Crime Watch

CRIME WATCH

August 23, 2007

A return to the scene of crime is disallowed

Saying he had "grave security concerns," an Anne Arundel County judge yesterday rejected a highly unusual defense request to allow a teenager charged with shooting a Secret Service agent to leave jail to return to the crime scene, Westfield Annapolis mall.

Javaughn Norman Adams, 18, is charged in a 15-count indictment with attempted murder and related counts in the Nov. 18 fracas that police believe was sparked by fights between rival factions of Annapolis teenagers.

His trial is scheduled to begin in October.
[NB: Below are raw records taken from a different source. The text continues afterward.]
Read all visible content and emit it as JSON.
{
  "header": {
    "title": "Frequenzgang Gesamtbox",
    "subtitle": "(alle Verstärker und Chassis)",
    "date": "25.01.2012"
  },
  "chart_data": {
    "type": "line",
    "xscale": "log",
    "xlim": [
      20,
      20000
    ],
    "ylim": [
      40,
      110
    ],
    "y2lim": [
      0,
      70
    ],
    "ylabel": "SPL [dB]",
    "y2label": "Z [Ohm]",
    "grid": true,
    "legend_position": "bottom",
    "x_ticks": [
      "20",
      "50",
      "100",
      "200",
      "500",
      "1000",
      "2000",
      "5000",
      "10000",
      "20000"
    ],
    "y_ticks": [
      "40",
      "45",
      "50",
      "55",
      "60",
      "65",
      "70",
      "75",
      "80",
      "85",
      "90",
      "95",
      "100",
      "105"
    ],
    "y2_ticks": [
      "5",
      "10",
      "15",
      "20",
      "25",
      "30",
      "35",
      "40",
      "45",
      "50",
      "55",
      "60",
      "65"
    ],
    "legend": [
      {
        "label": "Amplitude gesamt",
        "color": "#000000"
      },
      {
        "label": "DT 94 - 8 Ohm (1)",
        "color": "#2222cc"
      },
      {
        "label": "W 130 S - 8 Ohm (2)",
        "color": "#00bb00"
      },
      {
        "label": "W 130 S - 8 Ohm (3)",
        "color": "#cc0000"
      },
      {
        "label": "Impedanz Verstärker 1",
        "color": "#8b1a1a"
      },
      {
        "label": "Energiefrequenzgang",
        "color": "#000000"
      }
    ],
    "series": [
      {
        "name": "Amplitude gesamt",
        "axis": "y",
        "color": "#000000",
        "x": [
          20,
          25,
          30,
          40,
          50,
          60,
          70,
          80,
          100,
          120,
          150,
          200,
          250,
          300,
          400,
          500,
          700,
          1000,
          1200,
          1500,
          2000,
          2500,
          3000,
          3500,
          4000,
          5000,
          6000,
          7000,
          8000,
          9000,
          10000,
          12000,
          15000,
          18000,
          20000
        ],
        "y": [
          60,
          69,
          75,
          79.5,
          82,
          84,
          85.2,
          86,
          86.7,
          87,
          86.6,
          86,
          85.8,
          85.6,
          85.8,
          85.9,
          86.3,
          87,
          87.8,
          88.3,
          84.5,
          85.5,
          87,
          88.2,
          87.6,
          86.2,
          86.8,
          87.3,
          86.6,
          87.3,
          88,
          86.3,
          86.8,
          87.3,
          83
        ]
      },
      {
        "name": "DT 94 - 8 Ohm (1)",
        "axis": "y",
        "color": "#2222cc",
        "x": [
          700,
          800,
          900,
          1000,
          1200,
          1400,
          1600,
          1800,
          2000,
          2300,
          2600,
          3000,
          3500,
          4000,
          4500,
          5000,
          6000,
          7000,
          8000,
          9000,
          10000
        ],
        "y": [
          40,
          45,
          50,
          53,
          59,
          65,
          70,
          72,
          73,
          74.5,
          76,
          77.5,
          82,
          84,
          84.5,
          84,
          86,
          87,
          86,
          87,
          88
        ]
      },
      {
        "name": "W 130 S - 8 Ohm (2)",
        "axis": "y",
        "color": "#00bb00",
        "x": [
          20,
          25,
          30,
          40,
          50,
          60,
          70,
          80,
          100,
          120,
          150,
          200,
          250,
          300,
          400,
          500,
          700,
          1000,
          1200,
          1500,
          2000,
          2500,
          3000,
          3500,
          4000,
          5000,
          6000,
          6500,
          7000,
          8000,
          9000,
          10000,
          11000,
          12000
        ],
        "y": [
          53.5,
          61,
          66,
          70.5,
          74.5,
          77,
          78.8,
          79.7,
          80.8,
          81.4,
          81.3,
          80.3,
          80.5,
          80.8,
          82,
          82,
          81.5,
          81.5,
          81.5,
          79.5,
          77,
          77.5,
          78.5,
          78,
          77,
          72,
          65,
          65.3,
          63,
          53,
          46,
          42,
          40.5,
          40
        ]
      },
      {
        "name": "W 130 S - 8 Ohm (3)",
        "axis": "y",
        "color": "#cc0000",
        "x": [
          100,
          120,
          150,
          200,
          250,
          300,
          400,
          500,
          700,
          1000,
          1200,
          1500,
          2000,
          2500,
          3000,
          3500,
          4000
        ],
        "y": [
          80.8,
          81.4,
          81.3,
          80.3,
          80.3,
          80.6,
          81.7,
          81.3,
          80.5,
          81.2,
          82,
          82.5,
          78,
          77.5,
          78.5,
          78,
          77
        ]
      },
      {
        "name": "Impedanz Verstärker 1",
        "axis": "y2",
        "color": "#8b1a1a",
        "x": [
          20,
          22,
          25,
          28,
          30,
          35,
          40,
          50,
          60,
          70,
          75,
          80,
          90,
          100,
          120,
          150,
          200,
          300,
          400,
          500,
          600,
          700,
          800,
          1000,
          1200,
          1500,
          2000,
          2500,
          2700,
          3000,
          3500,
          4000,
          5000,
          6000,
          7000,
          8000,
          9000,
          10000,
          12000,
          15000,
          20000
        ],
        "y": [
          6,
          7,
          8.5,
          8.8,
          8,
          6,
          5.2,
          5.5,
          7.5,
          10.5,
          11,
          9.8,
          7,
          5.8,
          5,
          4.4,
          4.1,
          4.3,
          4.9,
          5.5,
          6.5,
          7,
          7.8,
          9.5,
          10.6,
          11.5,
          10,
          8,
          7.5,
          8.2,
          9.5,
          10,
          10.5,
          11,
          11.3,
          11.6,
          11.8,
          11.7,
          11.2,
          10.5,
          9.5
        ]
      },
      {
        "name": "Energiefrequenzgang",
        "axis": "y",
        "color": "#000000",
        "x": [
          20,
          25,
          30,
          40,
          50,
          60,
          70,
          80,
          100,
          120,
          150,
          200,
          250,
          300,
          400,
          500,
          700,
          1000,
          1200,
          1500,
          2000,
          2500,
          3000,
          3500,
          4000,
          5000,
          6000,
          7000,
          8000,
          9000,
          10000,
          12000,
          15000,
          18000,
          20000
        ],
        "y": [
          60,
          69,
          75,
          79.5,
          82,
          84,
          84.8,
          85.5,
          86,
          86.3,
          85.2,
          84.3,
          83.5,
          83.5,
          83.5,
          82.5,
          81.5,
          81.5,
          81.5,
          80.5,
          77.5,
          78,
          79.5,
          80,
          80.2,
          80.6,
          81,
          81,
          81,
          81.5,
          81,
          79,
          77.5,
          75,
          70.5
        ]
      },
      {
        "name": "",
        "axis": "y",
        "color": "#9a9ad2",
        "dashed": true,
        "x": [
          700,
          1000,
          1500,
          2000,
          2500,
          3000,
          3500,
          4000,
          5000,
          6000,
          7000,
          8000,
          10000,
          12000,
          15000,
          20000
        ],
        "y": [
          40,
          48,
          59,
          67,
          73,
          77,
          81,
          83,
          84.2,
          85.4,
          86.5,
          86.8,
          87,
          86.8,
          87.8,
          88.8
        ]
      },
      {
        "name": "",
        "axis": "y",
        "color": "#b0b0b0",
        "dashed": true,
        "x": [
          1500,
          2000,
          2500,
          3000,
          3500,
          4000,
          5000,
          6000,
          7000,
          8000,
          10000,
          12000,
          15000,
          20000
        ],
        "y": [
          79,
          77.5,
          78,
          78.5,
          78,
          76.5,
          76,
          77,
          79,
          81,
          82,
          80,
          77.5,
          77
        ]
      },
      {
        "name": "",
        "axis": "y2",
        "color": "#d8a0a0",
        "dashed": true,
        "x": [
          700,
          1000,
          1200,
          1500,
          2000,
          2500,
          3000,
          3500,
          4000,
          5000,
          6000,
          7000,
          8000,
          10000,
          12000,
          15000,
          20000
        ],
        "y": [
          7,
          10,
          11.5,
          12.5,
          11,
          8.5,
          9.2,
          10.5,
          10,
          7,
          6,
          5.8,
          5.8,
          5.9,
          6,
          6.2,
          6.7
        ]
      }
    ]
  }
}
Defense lawyers said they expect to take Circuit Judge William C. Mulford II up on his offer to allow them to renew their request if they can justify the need. Videos and diagrams exist, but the defense maintains there is not a single continuous tape showing what happened and that the police investigation leaves questions unanswered.

"You wouldn't buy a house based on a video," Frank C. Gray Jr., one of Adams' lawyers, said after the hearing.
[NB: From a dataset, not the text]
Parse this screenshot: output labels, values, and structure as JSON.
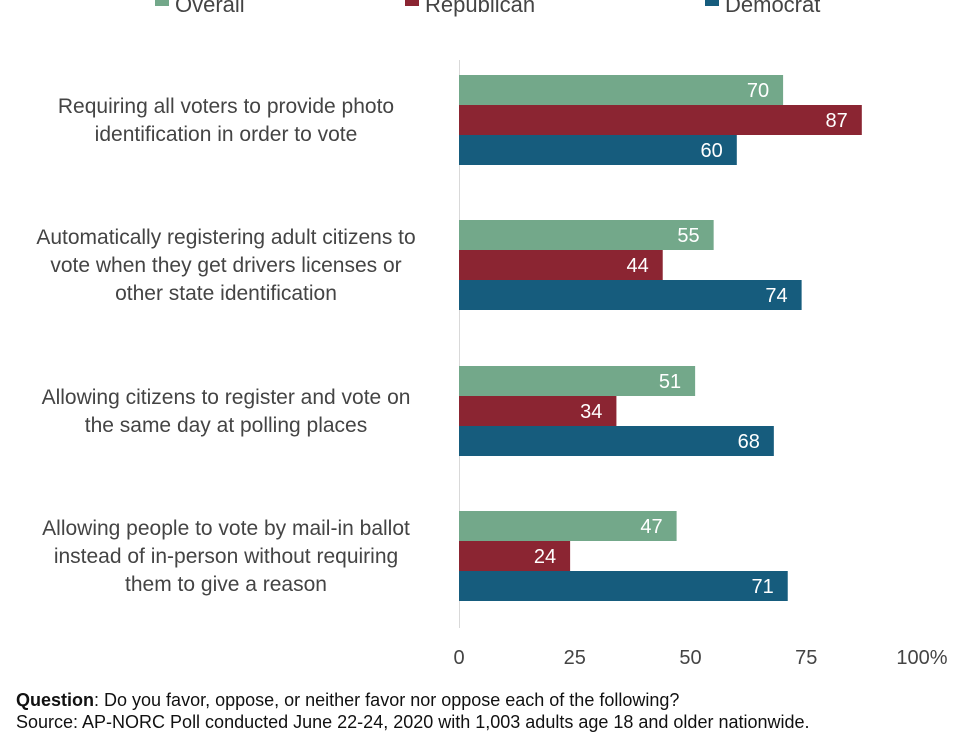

Prosecutors had objected to allowing Adams into the mall, though he would be under guard, saying they could not recall such a request in more than two decades.

"We are trying to keep the defendant out of public places for the next 30 years -- we are not interested in a field trip to the mall," said Deputy State's Attorney William D. Roessler.

Mulford also ordered police to hand over some confidential documents on a former officer and former crime scene technician to lawyers in the case because they might be of use to the defense.

The internal affairs documents do not stem from the shooting, but are from unrelated matters involving former Cpl. Fred Reynolds and former technician Joel Baker, according to county lawyers. Prosecutors declined to coment on the documents, saying the contents would not affect their preparation of the case, in which 32 police officers may be called as witnesses at trial.

Andrea F. Siegel

Activist's home firebombed

City police and fire investigators were seeking the public's help in identifying whoever firebombed the Waverly home of a community activist early yesterday in retalitation for her reporting drug dealings in her neighborhood, an act that forced her to be placed in seclusion, authorities said.

The woman's name and her address were not released.

About 2:30 a.m. yesterday, someone threw a Molotov cocktail onto the woman's front porch that exploded and scorched the exterior of her home and that of a neighbor, authorities said.

There were no injuries, and damage was minor.

Authorities said the firebombing was one of at least two earlier incidents believed aimed at harming the woman or forcing her to move.

In the past two weeks, the woman' car was vandalized and white paint was splashed on her home.

Anyone knowing those responsible is urged to call 911.